Putain, c'est juste incroyable qu'après un simple coup d'œil, tu aies déjà craqué pour lui. Toi, le cœur de glace, bon sang ! Bella, il faut que tu te reprennes !
Est-ce que tu l'as sérieusement jaugé ? Comment veux-tu que je me batte contre un gars qui m'a déjà clouée au poteau avant même que je n'aie eu le temps de dégainer mes armes ? Edward est un sexe sur patte, ça me semble assez clair. Je ne suis pas de taille à lutter.
C'est vrai que ta vie sexuelle est tellement inexistante que tu serais presque prête à sauter sur n'importe quel gars à portée de main.
Ta gueule ! Observe plutôt le spécimen et ensuite, tu pourras me hurler que je n'ai aucune résistance à son sex appeal.
Sa voix de velours ? Sexe, évidemment.
Son corps à tomber ? Sexe.
Ses yeux incandescents ? Sexe, là encore. Et que je sois damnée si je venais à dire le contraire. Parce qu'être regardée avec envie par un homme comme Edward, sérieusement, il y avait là de quoi mettre sérieusement à mal votre petite culotte.
Ses mains avec ses longs doigts ? Ughhhh, encore sexe.
Bella, quand est-ce que tu as eu le temps de noter que ce mec avait de longs doigts ?
Eh bien, je m'en suis juste aperçue, comme ça.
En vérité, ce détail m'avait presque obsédée à partir du moment où je l'avais noté. Ses doigts de guitariste, à ne pas s'y tromper, me faisaient un effet du diable, infestant mon esprit de fantasmes plus chauds les uns que les autres, incluant bien évidemment ses doigts et mon clitoris … hum, gonflé. Et cette situation n'était tout simplement pas tolérable. Non pas que le fait que je frôle la combustion spontanée dès que je m'approchais trop d'Edward me dérangeait particulièrement, mais avant de faire des choses insensées, je devais simplement prendre en compte tous les paramètres.
C'est là que la situation se complique.
Ça n'était juste pas possible. Tout tournait encore une fois autour du King et des conséquences désastreuses qu'un éventuel dérapage pourrait avoir. Et puis, j'embarquerais Emmett dans toute cette merde, indubitablement. Je ne pouvais pas faire ça, juste suivre mes pulsions et agir au gré de mes envies. J'étais la prisonnière du King, après tout, alors je n'avais à compter que sur mon imagination et mes rêves de liberté. Ni plus, ni moins.
Et c'est résignée que j'observais le King en train de duper nos gagnants, leur promettant déjà monts et merveilles durant la soirée.

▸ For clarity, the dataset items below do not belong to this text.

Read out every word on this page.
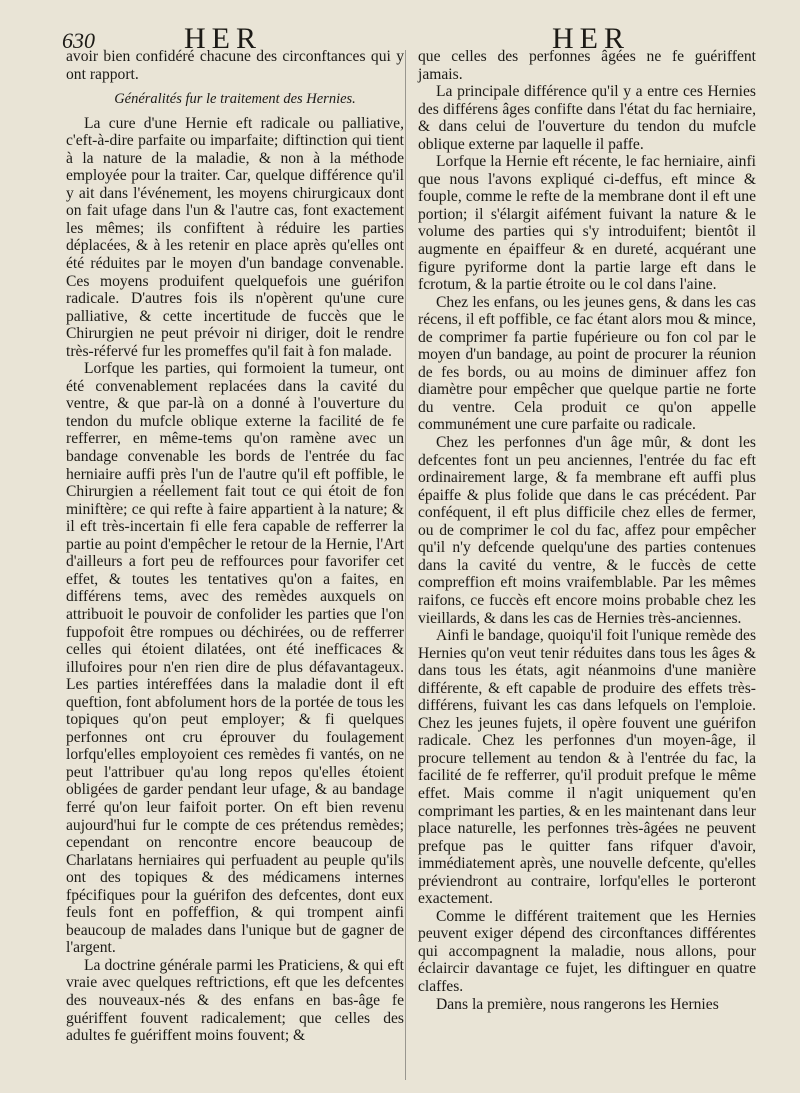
630	HER	HER

avoir bien confidéré chacune des circonftances qui y ont rapport.

Généralités fur le traitement des Hernies.

La cure d'une Hernie eft radicale ou palliative, c'eft-à-dire parfaite ou imparfaite; diftinction qui tient à la nature de la maladie, & non à la méthode employée pour la traiter. Car, quelque différence qu'il y ait dans l'événement, les moyens chirurgicaux dont on fait ufage dans l'un & l'autre cas, font exactement les mêmes; ils confiftent à réduire les parties déplacées, & à les retenir en place après qu'elles ont été réduites par le moyen d'un bandage convenable. Ces moyens produifent quelquefois une guérifon radicale. D'autres fois ils n'opèrent qu'une cure palliative, & cette incertitude de fuccès que le Chirurgien ne peut prévoir ni diriger, doit le rendre très-réfervé fur les promeffes qu'il fait à fon malade.

Lorfque les parties, qui formoient la tumeur, ont été convenablement replacées dans la cavité du ventre, & que par-là on a donné à l'ouverture du tendon du mufcle oblique externe la facilité de fe refferrer, en même-tems qu'on ramène avec un bandage convenable les bords de l'entrée du fac herniaire auffi près l'un de l'autre qu'il eft poffible, le Chirurgien a réellement fait tout ce qui étoit de fon miniftère; ce qui refte à faire appartient à la nature; & il eft très-incertain fi elle fera capable de refferrer la partie au point d'empêcher le retour de la Hernie, l'Art d'ailleurs a fort peu de reffources pour favorifer cet effet, & toutes les tentatives qu'on a faites, en différens tems, avec des remèdes auxquels on attribuoit le pouvoir de confolider les parties que l'on fuppofoit être rompues ou déchirées, ou de refferrer celles qui étoient dilatées, ont été inefficaces & illufoires pour n'en rien dire de plus défavantageux. Les parties intéreffées dans la maladie dont il eft queftion, font abfolument hors de la portée de tous les topiques qu'on peut employer; & fi quelques perfonnes ont cru éprouver du foulagement lorfqu'elles employoient ces remèdes fi vantés, on ne peut l'attribuer qu'au long repos qu'elles étoient obligées de garder pendant leur ufage, & au bandage ferré qu'on leur faifoit porter. On eft bien revenu aujourd'hui fur le compte de ces prétendus remèdes; cependant on rencontre encore beaucoup de Charlatans herniaires qui perfuadent au peuple qu'ils ont des topiques & des médicamens internes fpécifiques pour la guérifon des defcentes, dont eux feuls font en poffeffion, & qui trompent ainfi beaucoup de malades dans l'unique but de gagner de l'argent.

La doctrine générale parmi les Praticiens, & qui eft vraie avec quelques reftrictions, eft que les defcentes des nouveaux-nés & des enfans en bas-âge fe guériffent fouvent radicalement; que celles des adultes fe guériffent moins fouvent; &

que celles des perfonnes âgées ne fe guériffent jamais.

La principale différence qu'il y a entre ces Hernies des différens âges confifte dans l'état du fac herniaire, & dans celui de l'ouverture du tendon du mufcle oblique externe par laquelle il paffe.

Lorfque la Hernie eft récente, le fac herniaire, ainfi que nous l'avons expliqué ci-deffus, eft mince & fouple, comme le refte de la membrane dont il eft une portion; il s'élargit aifément fuivant la nature & le volume des parties qui s'y introduifent; bientôt il augmente en épaiffeur & en dureté, acquérant une figure pyriforme dont la partie large eft dans le fcrotum, & la partie étroite ou le col dans l'aine.

Chez les enfans, ou les jeunes gens, & dans les cas récens, il eft poffible, ce fac étant alors mou & mince, de comprimer fa partie fupérieure ou fon col par le moyen d'un bandage, au point de procurer la réunion de fes bords, ou au moins de diminuer affez fon diamètre pour empêcher que quelque partie ne forte du ventre. Cela produit ce qu'on appelle communément une cure parfaite ou radicale.

Chez les perfonnes d'un âge mûr, & dont les defcentes font un peu anciennes, l'entrée du fac eft ordinairement large, & fa membrane eft auffi plus épaiffe & plus folide que dans le cas précédent. Par conféquent, il eft plus difficile chez elles de fermer, ou de comprimer le col du fac, affez pour empêcher qu'il n'y defcende quelqu'une des parties contenues dans la cavité du ventre, & le fuccès de cette compreffion eft moins vraifemblable. Par les mêmes raifons, ce fuccès eft encore moins probable chez les vieillards, & dans les cas de Hernies très-anciennes.

Ainfi le bandage, quoiqu'il foit l'unique remède des Hernies qu'on veut tenir réduites dans tous les âges & dans tous les états, agit néanmoins d'une manière différente, & eft capable de produire des effets très-différens, fuivant les cas dans lefquels on l'emploie. Chez les jeunes fujets, il opère fouvent une guérifon radicale. Chez les perfonnes d'un moyen-âge, il procure tellement au tendon & à l'entrée du fac, la facilité de fe refferrer, qu'il produit prefque le même effet. Mais comme il n'agit uniquement qu'en comprimant les parties, & en les maintenant dans leur place naturelle, les perfonnes très-âgées ne peuvent prefque pas le quitter fans rifquer d'avoir, immédiatement après, une nouvelle defcente, qu'elles préviendront au contraire, lorfqu'elles le porteront exactement.

Comme le différent traitement que les Hernies peuvent exiger dépend des circonftances différentes qui accompagnent la maladie, nous allons, pour éclaircir davantage ce fujet, les diftinguer en quatre claffes.

Dans la première, nous rangerons les Hernies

« Ce soir, mes amis, lança James d'une voix emplie de fierté, vous allez pénétrer dans mon empire. Chacun de ses bras était autour d'une des épaules d'Edward et de Jasper, les étreignant comme s'ils se connaissaient depuis l'enfance. Heureusement pour eux que ça n'est pas le cas. Est-ce que vous êtes prêts pour ça ? A moins que vous ne préfériez vous défiler … ? les questionna-t-il à nouveau, machiavélique. »
Peut-être ne s'en étaient-ils pas encore rendu compte, mais moi, je pouvais décrypter le visage du King, le côtoyant depuis sept putains d'années. Ce trou du cul jubilait à l'idée de faire tomber deux autres gars dans son piège, les empêchant ainsi de remonter à l'air libre. Je pouvais presque voir les portes de l'enfer se refermer sur eux.
« Evidemment ! Pourquoi avoir fait cette course si je n'étais pas certain de mon choix ? s'exclama Jasper, sa voix dénotant un léger accent, mais je ne sus identifier d'où il venait. C'était juste extrêmement plaisant à entendre. James acquiesça, tout sourire le blondinet venait de marquer un point. Et oui, la lèche est toujours à la mode.
- Et renoncer à toutes ces filles qui se traîneront à mes pieds ? répondit Edward, nonchalant. Hors de question ! Quel mec digne de ce nom refuserait l'opportunité d'avoir une fille différente dans son lit, chaque soir ?
- Voilà des réponses qui me plaisent, rit le King, les relâchant pour se planter devant eux. Messieurs, ce soir sera une nuit sans pareille. Profitez-en bien. »
Putain de playboy.
Un homme sexy comme l'enfer était obligatoirement une bite, ça ne pouvait pas être autrement. Peut-être que finalement, ça n'était pas plus mal. L'arrogance qu'il affichait et que je n'avais pas encore remarquée jusque là, était à peine supportable. Il était trop sûr de lui, trop certain de son pouvoir d'attraction sur la gente féminine.
Il ne compte que sur ça.
Et c'est exactement là où se trouve sa faiblesse.
Edward ne savait rien de ce milieu et encore moins de James. Ce pauvre type allait plonger tête la première, sans garantie de ne pas crever en cours de route.
Dans notre monde, il n'existait pas de place où vous vous trouviez en sécurité. Il n'y avait pas de 'poste' confortable où vous pouviez vous la couler douce sans jamais risquer quoi que ce soit. Le King utilisait tous les pauvres crétins qui étaient à son service, sans exception.
Cet idiot va vite comprendre qu'il se frotte à bien plus dangereux que lui.
« Tu t'occupes d'eux, m'ordonna Emmett, une fois à ma hauteur. Amène-les à la villa et fais en sorte que cette soirée soit exceptionnelle, continua-t-il à voix basse, leur tournant le dos. »
Figée, j'avais l'impression de sentir mon cœur pulser partout en moi, de mes doigts de pieds à l'arrière de mon crâne. Putain, qu'est-ce qu'il venait de dire ? Non, j'avais mal compris, voilà tout. Emmett ne pouvait pas me demander de faire un truc pareil.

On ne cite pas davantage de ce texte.